I’ve been listening to this song for 30 years now and I still have no idea what it’s about. At the time of its release I assumed it was about something deep, given that lead singer Ian McCulloch was obviously an intellectual. Except, as I later discovered, he was far from being an intellectual. I can’t remember where I read it (probably in one of Simon Reynolds’ essays on post-Punk) but he didn’t even like books. In fact, he was a bit of an oaf.
Except, of course, he wasn’t. He was great-looking and tortured-looking and was, from around 1982-1985, the model for 95% of skinny college boys. He looked the part. And with the Bunnymen’s lyrics, and with the forcefulness of his delivery, he certainly sounded the part.

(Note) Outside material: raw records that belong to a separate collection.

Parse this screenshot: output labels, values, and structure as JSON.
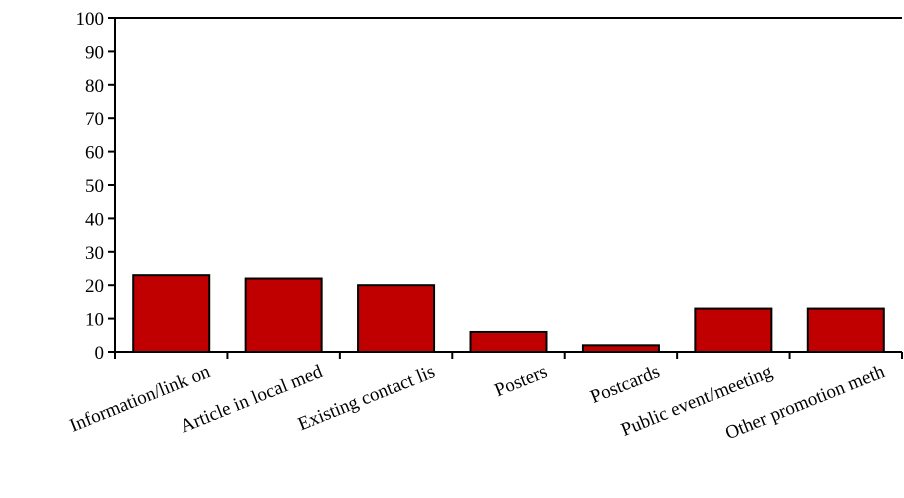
{
  "chart_data": {
    "type": "bar",
    "title": "",
    "xlabel": "",
    "ylabel": "",
    "categories": [
      "Information/link on",
      "Article in local med",
      "Existing contact lis",
      "Posters",
      "Postcards",
      "Public event/meeting",
      "Other promotion meth"
    ],
    "values": [
      23,
      22,
      20,
      6,
      2,
      13,
      13
    ],
    "ylim": [
      0,
      100
    ],
    "yticks": [
      0,
      10,
      20,
      30,
      40,
      50,
      60,
      70,
      80,
      90,
      100
    ],
    "ytick_labels": [
      "0",
      "10",
      "20",
      "30",
      "40",
      "50",
      "60",
      "70",
      "80",
      "90",
      "100"
    ],
    "bar_color": "#c00000",
    "grid": false,
    "legend": "none"
  }
}
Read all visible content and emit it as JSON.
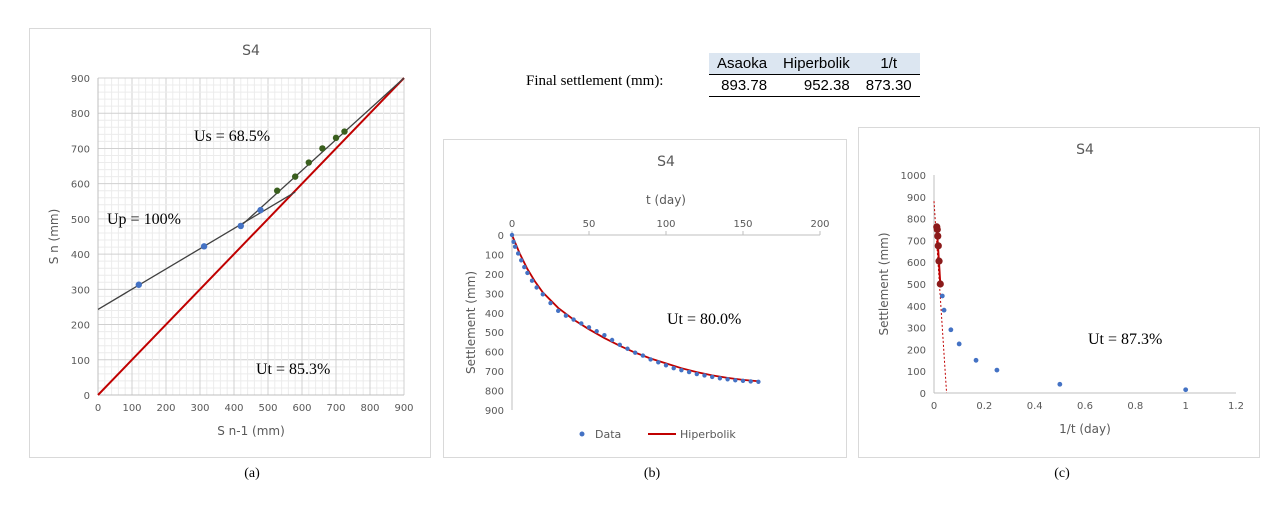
{
  "final_settlement": {
    "label": "Final settlement (mm):",
    "headers": [
      "Asaoka",
      "Hiperbolik",
      "1/t"
    ],
    "values": [
      "893.78",
      "952.38",
      "873.30"
    ]
  },
  "captions": [
    "(a)",
    "(b)",
    "(c)"
  ],
  "annotations": {
    "a_us": "Us = 68.5%",
    "a_up": "Up = 100%",
    "a_ut": "Ut = 85.3%",
    "b_ut": "Ut = 80.0%",
    "c_ut": "Ut = 87.3%"
  },
  "colors": {
    "blue": "#4472c4",
    "green": "#3a5f1e",
    "red": "#c00000",
    "darkred": "#8b1a1a",
    "line": "#404040"
  },
  "chart_data": [
    {
      "type": "scatter",
      "title": "S4",
      "xlabel": "S n-1 (mm)",
      "ylabel": "S n (mm)",
      "xlim": [
        0,
        900
      ],
      "ylim": [
        0,
        900
      ],
      "xticks": [
        0,
        100,
        200,
        300,
        400,
        500,
        600,
        700,
        800,
        900
      ],
      "yticks": [
        0,
        100,
        200,
        300,
        400,
        500,
        600,
        700,
        800,
        900
      ],
      "grid": true,
      "series": [
        {
          "points": [
            [
              120,
              313
            ],
            [
              312,
              422
            ],
            [
              420,
              480
            ],
            [
              478,
              525
            ]
          ]
        },
        {
          "points": [
            [
              527,
              580
            ],
            [
              580,
              620
            ],
            [
              620,
              660
            ],
            [
              660,
              700
            ],
            [
              700,
              730
            ],
            [
              725,
              748
            ]
          ]
        },
        {
          "line": [
            [
              0,
              243
            ],
            [
              580,
              576
            ]
          ]
        },
        {
          "line": [
            [
              420,
              480
            ],
            [
              900,
              900
            ]
          ]
        },
        {
          "line": [
            [
              0,
              0
            ],
            [
              900,
              900
            ]
          ]
        }
      ]
    },
    {
      "type": "scatter",
      "title": "S4",
      "xlabel": "t (day)",
      "ylabel": "Settlement (mm)",
      "xlim": [
        0,
        200
      ],
      "ylim": [
        0,
        900
      ],
      "xticks": [
        0,
        50,
        100,
        150,
        200
      ],
      "yticks": [
        0,
        100,
        200,
        300,
        400,
        500,
        600,
        700,
        800,
        900
      ],
      "y_inverted": true,
      "x_axis_position": "top",
      "legend_position": "bottom",
      "grid": false,
      "series": [
        {
          "name": "Data",
          "points": [
            [
              0,
              0
            ],
            [
              1,
              35
            ],
            [
              2,
              60
            ],
            [
              4,
              95
            ],
            [
              6,
              130
            ],
            [
              8,
              165
            ],
            [
              10,
              195
            ],
            [
              13,
              235
            ],
            [
              16,
              270
            ],
            [
              20,
              305
            ],
            [
              25,
              350
            ],
            [
              30,
              390
            ],
            [
              35,
              415
            ],
            [
              40,
              435
            ],
            [
              45,
              455
            ],
            [
              50,
              475
            ],
            [
              55,
              495
            ],
            [
              60,
              515
            ],
            [
              65,
              540
            ],
            [
              70,
              565
            ],
            [
              75,
              585
            ],
            [
              80,
              605
            ],
            [
              85,
              620
            ],
            [
              90,
              640
            ],
            [
              95,
              655
            ],
            [
              100,
              670
            ],
            [
              105,
              685
            ],
            [
              110,
              695
            ],
            [
              115,
              705
            ],
            [
              120,
              715
            ],
            [
              125,
              722
            ],
            [
              130,
              730
            ],
            [
              135,
              737
            ],
            [
              140,
              742
            ],
            [
              145,
              747
            ],
            [
              150,
              750
            ],
            [
              155,
              753
            ],
            [
              160,
              755
            ]
          ]
        },
        {
          "name": "Hiperbolik",
          "points": [
            [
              0,
              0
            ],
            [
              5,
              95
            ],
            [
              10,
              175
            ],
            [
              15,
              240
            ],
            [
              20,
              295
            ],
            [
              30,
              375
            ],
            [
              40,
              435
            ],
            [
              50,
              485
            ],
            [
              60,
              530
            ],
            [
              70,
              570
            ],
            [
              80,
              605
            ],
            [
              90,
              635
            ],
            [
              100,
              660
            ],
            [
              110,
              685
            ],
            [
              120,
              705
            ],
            [
              130,
              722
            ],
            [
              140,
              735
            ],
            [
              150,
              745
            ],
            [
              160,
              752
            ]
          ]
        }
      ]
    },
    {
      "type": "scatter",
      "title": "S4",
      "xlabel": "1/t (day)",
      "ylabel": "Settlement (mm)",
      "xlim": [
        0,
        1.2
      ],
      "ylim": [
        0,
        1000
      ],
      "xticks": [
        0,
        0.2,
        0.4,
        0.6,
        0.8,
        1,
        1.2
      ],
      "yticks": [
        0,
        100,
        200,
        300,
        400,
        500,
        600,
        700,
        800,
        900,
        1000
      ],
      "grid": false,
      "series": [
        {
          "points": [
            [
              1.0,
              15
            ],
            [
              0.5,
              40
            ],
            [
              0.25,
              105
            ],
            [
              0.167,
              150
            ],
            [
              0.1,
              225
            ],
            [
              0.067,
              290
            ],
            [
              0.04,
              380
            ],
            [
              0.033,
              445
            ]
          ]
        },
        {
          "points": [
            [
              0.025,
              500
            ],
            [
              0.02,
              605
            ],
            [
              0.017,
              675
            ],
            [
              0.015,
              720
            ],
            [
              0.013,
              750
            ],
            [
              0.011,
              762
            ]
          ]
        },
        {
          "line": [
            [
              0.025,
              500
            ],
            [
              0.011,
              762
            ]
          ]
        },
        {
          "line": [
            [
              0,
              880
            ],
            [
              0.05,
              0
            ]
          ]
        }
      ]
    }
  ]
}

Anyway. What matters here is that the song is a massive slab of tuneful bombast that grabs you by the throat and ears and doesn’t let up. The electric violin signals that we’re in for something grand, with slices of guitar, crashing guitars, a throbbing bassline, soaring horns and, above it all, McCulloch’s Valkyriean vocal. The best bit is when, without letting up on the energy, the song shifts to a different key and becomes something more joyous and, with McCulloch toning it down a bit, something a little more intimate. The bridge bit at 1:45: “Am I the happy loss, will I still recoil….”
It’s an utterly thrilling record and one that backs up McCulloch’s claim that Echo and The Bunnymen were the greatest band in the world. They weren’t, of course – but during The Cutter’s four minutes you might just be convinced that they were.